Compared to the 100 nursing homes in New Hampshire, ST JOSEPH RESIDENCE's overall rating (4 stars) is above the state average of 3.0, staff turnover (32%) is significantly lower than the state average of 46%, and health inspection rating (3 stars) is at the national benchmark.

What Should Families Ask When Visiting St Joseph Residence?

Based on this facility's data, families visiting should ask: "Can I visit during a mealtime to observe dining assistance and food quality?" "How do you handle medical emergencies, and what is your hospital transfer rate?" "Can I speak with family members of current residents about their experience?"

Is St Joseph Residence Safe?

Based on CMS inspection data, ST JOSEPH RESIDENCE has a clean safety record: no substantiated abuse findings (meaning no confirmed cases of resident harm), no Immediate Jeopardy citations (the most serious violation level indicating risk of serious injury or death), and is not on the Special Focus Facility watch list (a federal program monitoring the lowest-performing 1% of nursing homes). The facility has a 4-star overall rating and ranks #1 of 100 nursing homes in New Hampshire. While no facility is perfect, families should still ask about staff-to-resident ratios and recent inspection results during their visit.

Do Nurses at St Joseph Residence Stick Around?
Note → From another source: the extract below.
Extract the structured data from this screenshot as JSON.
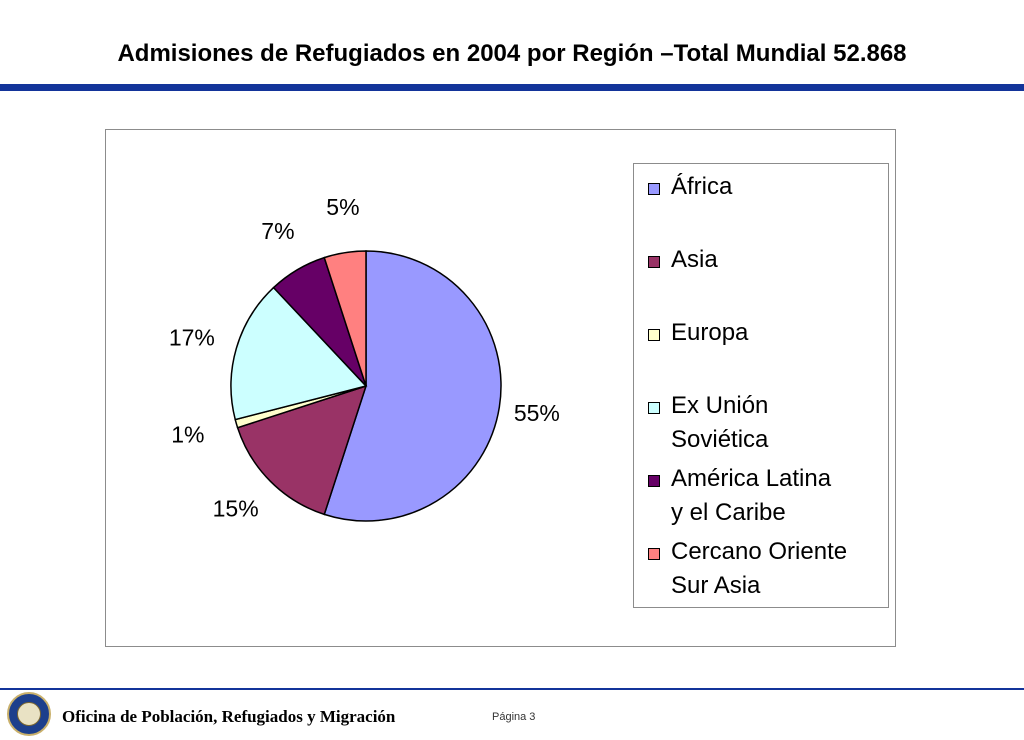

ST JOSEPH RESIDENCE has a staff turnover rate of 32%, which is about average for New Hampshire nursing homes (state average: 46%). Moderate turnover is common in nursing homes, but families should still ask about staff tenure and how the facility maintains care continuity when employees leave.

Was St Joseph Residence Ever Fined?

ST JOSEPH RESIDENCE has no federal fines on record. CMS issues fines when nursing homes fail to meet care standards or don't correct problems found during inspections. The absence of fines suggests the facility has either maintained compliance or corrected any issues before penalties were assessed. This is a positive indicator, though families should still review recent inspection reports for the full picture.

Is St Joseph Residence on Any Federal Watch List?

ST JOSEPH RESIDENCE is not on any federal watch list. The most significant is the Special Focus Facility (SFF) program, which identifies the bottom 1% of nursing homes nationally based on persistent, serious quality problems. Not being on this list means the facility has avoided the pattern of deficiencies that triggers enhanced federal oversight. This is a positive indicator, though families should still review the facility's inspection history directly.